Chronique | Tassi - Northland I • II

Pierre Sopor 29 juin 2021

TASSI, c'est le side-project solo de Dryad, frontman de BLISS-ILLUSION. C'est aussi le nom d'un troubadour, héros d'un recueil d'histoires écrites par l'artiste, qui traverse des dimensions, oniriques, folles et divines à la recherche de son amante Uni au cours d'un voyage initiatique. L’œuvre est conséquente, mais Northland I • II compile en fait deux albums sortis séparément en Chine de dix morceaux chacun.

Vu le background du musicien, on peut se douter que le contenu mêlera introspection mélancolique et élans plus tourmentés : chez TASSI, le black metal prend le devant sur les sonorités traditionnelles de BLISS-ILLUSION (Dalosahmum, A Brahma's Dream et ses guitares lumineuses en contraste du chant, possédé, Deva...), qui ne disparaissent pas pour autant. Amateurs de dépaysement, ne passez pas votre chemin : la culture bouddhiste est toujours là et les errances de TASSI ont, dès Kita no Kuni des allures de conte zen et psychédélique. Ce qui nous frappe, au-delà de l'habituel contraste entre la douceur de la scène shoegaze et les élans plus violents qui viennent secouer la plupart des morceaux, c'est la poésie de l'ensemble et la variété des émotions (rage, tristesse et joie avancent main dans la main et s'expriment parfois ensemble). La diversité des instruments mais surtout la multitude de sons naturels donnent vie à un univers organique propice à la contemplation, car dans les deux parties de Northland, le voyage est aussi intérieur.

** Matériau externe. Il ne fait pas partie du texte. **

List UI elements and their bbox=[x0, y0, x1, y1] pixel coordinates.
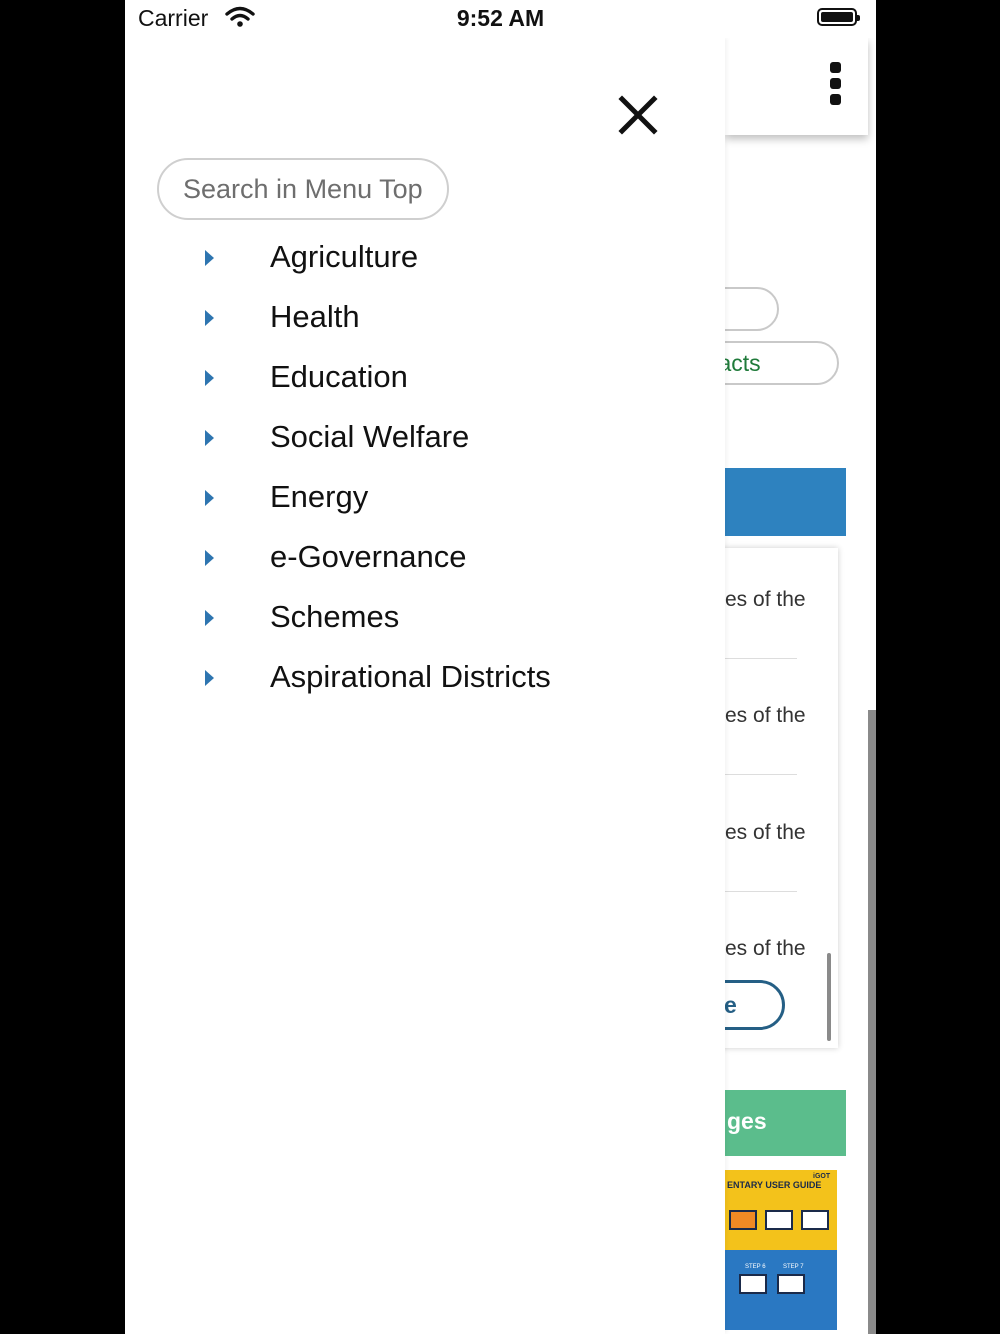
menu-item-label[interactable]: Agriculture bbox=[270, 239, 418, 275]
monitor-icon bbox=[777, 1274, 805, 1294]
section-header bbox=[715, 468, 846, 536]
menu-item-health[interactable]: Health bbox=[125, 290, 725, 350]
phone-screen: Carrier 9:52 AM me ion facts es of the e… bbox=[125, 0, 876, 1334]
menu-item-label[interactable]: e-Governance bbox=[270, 539, 466, 575]
user-guide-image[interactable]: iGOT ENTARY USER GUIDE STEP 6 STEP 7 bbox=[725, 1170, 837, 1330]
battery-icon bbox=[817, 8, 860, 26]
menu-item-agriculture[interactable]: Agriculture bbox=[125, 230, 725, 290]
menu-item-schemes[interactable]: Schemes bbox=[125, 590, 725, 650]
menu-item-e-governance[interactable]: e-Governance bbox=[125, 530, 725, 590]
divider bbox=[725, 891, 797, 892]
monitor-icon bbox=[739, 1274, 767, 1294]
divider bbox=[725, 774, 797, 775]
caret-right-icon[interactable] bbox=[205, 550, 214, 566]
caret-right-icon[interactable] bbox=[205, 370, 214, 386]
close-icon[interactable] bbox=[618, 95, 658, 135]
card-row-text[interactable]: es of the bbox=[725, 704, 806, 728]
guide-title: ENTARY USER GUIDE bbox=[725, 1180, 837, 1194]
guide-step-label: STEP 7 bbox=[783, 1264, 804, 1270]
divider bbox=[725, 658, 797, 659]
page-header bbox=[725, 38, 868, 135]
menu-item-label[interactable]: Schemes bbox=[270, 599, 399, 635]
menu-item-education[interactable]: Education bbox=[125, 350, 725, 410]
page-scrollbar[interactable] bbox=[868, 710, 876, 1334]
caret-right-icon[interactable] bbox=[205, 430, 214, 446]
kebab-menu-icon[interactable] bbox=[830, 62, 842, 106]
menu-item-label[interactable]: Social Welfare bbox=[270, 419, 469, 455]
monitor-icon bbox=[801, 1210, 829, 1230]
monitor-icon bbox=[765, 1210, 793, 1230]
menu-item-social-welfare[interactable]: Social Welfare bbox=[125, 410, 725, 470]
menu-item-label[interactable]: Health bbox=[270, 299, 360, 335]
card-row-text[interactable]: es of the bbox=[725, 588, 806, 612]
side-menu-drawer: Agriculture Health Education Social Welf… bbox=[125, 38, 725, 1334]
clock: 9:52 AM bbox=[456, 5, 545, 31]
caret-right-icon[interactable] bbox=[205, 610, 214, 626]
caret-right-icon[interactable] bbox=[205, 670, 214, 686]
guide-logo: iGOT bbox=[813, 1173, 831, 1180]
caret-right-icon[interactable] bbox=[205, 310, 214, 326]
content-card: es of the es of the es of the es of the … bbox=[675, 548, 838, 1048]
menu-item-aspirational-districts[interactable]: Aspirational Districts bbox=[125, 650, 725, 710]
section-title: ges bbox=[727, 1108, 767, 1134]
monitor-icon bbox=[729, 1210, 757, 1230]
menu-item-label[interactable]: Education bbox=[270, 359, 408, 395]
menu-search-input[interactable] bbox=[157, 158, 449, 220]
guide-step-label: STEP 6 bbox=[745, 1264, 766, 1270]
caret-right-icon[interactable] bbox=[205, 250, 214, 266]
section-header: ges bbox=[715, 1090, 846, 1156]
menu-item-energy[interactable]: Energy bbox=[125, 470, 725, 530]
menu-item-label[interactable]: Energy bbox=[270, 479, 368, 515]
menu-item-label[interactable]: Aspirational Districts bbox=[270, 659, 551, 695]
background-page: me ion facts es of the es of the es of t… bbox=[665, 38, 876, 1334]
caret-right-icon[interactable] bbox=[205, 490, 214, 506]
card-row-text[interactable]: es of the bbox=[725, 821, 806, 845]
card-row-text[interactable]: es of the bbox=[725, 937, 806, 961]
card-scrollbar[interactable] bbox=[827, 953, 831, 1041]
status-bar: Carrier 9:52 AM bbox=[125, 0, 876, 38]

Dryad chante dans un langage qu'il a créé, et laisse le temps aux morceaux d'affirmer leur prise sur l'auditeur (notons par exemple les belles montées en intensité de Nigdulmum ou de Tassi Naenia et ses nappes hallucinées), mélangeant des mélodies éthérées presque pop à ses hurlements d'écorchés, au rendu plus brute que dans BLISS-ILLUSION. Si la durée est une donnée essentielle au voyage (il faut le temps de se laisser emporter), elle joue peut-être aussi un poil en défaveur de l'ensemble : la traversée est longue, et l'ensemble, très dense, laisse entrevoir quelques répétitions dans la construction des morceaux. Il faut alors se rappeler que l'on a affaire à deux albums mis bout à bout et, peut-être, laisser un entracte aérer l'écoute malgré la cohérence de l'ensemble et la progression narrative proposée (la deuxième partie est plus sombre).

Northland I • II est un sacré morceau. Plutôt que de se laisser intimider par l'ampleur de l’œuvre et les tumultes qui nous attendent, mieux vaut se laisser errer au fil des morceaux et se laisser emporter par l'aventure, qui sait où ça nous emmènera ? Peu importe si l'on se perd en route, peu importe si l'on s'arrête pour reprendre notre souffle, l'important c'est le voyage.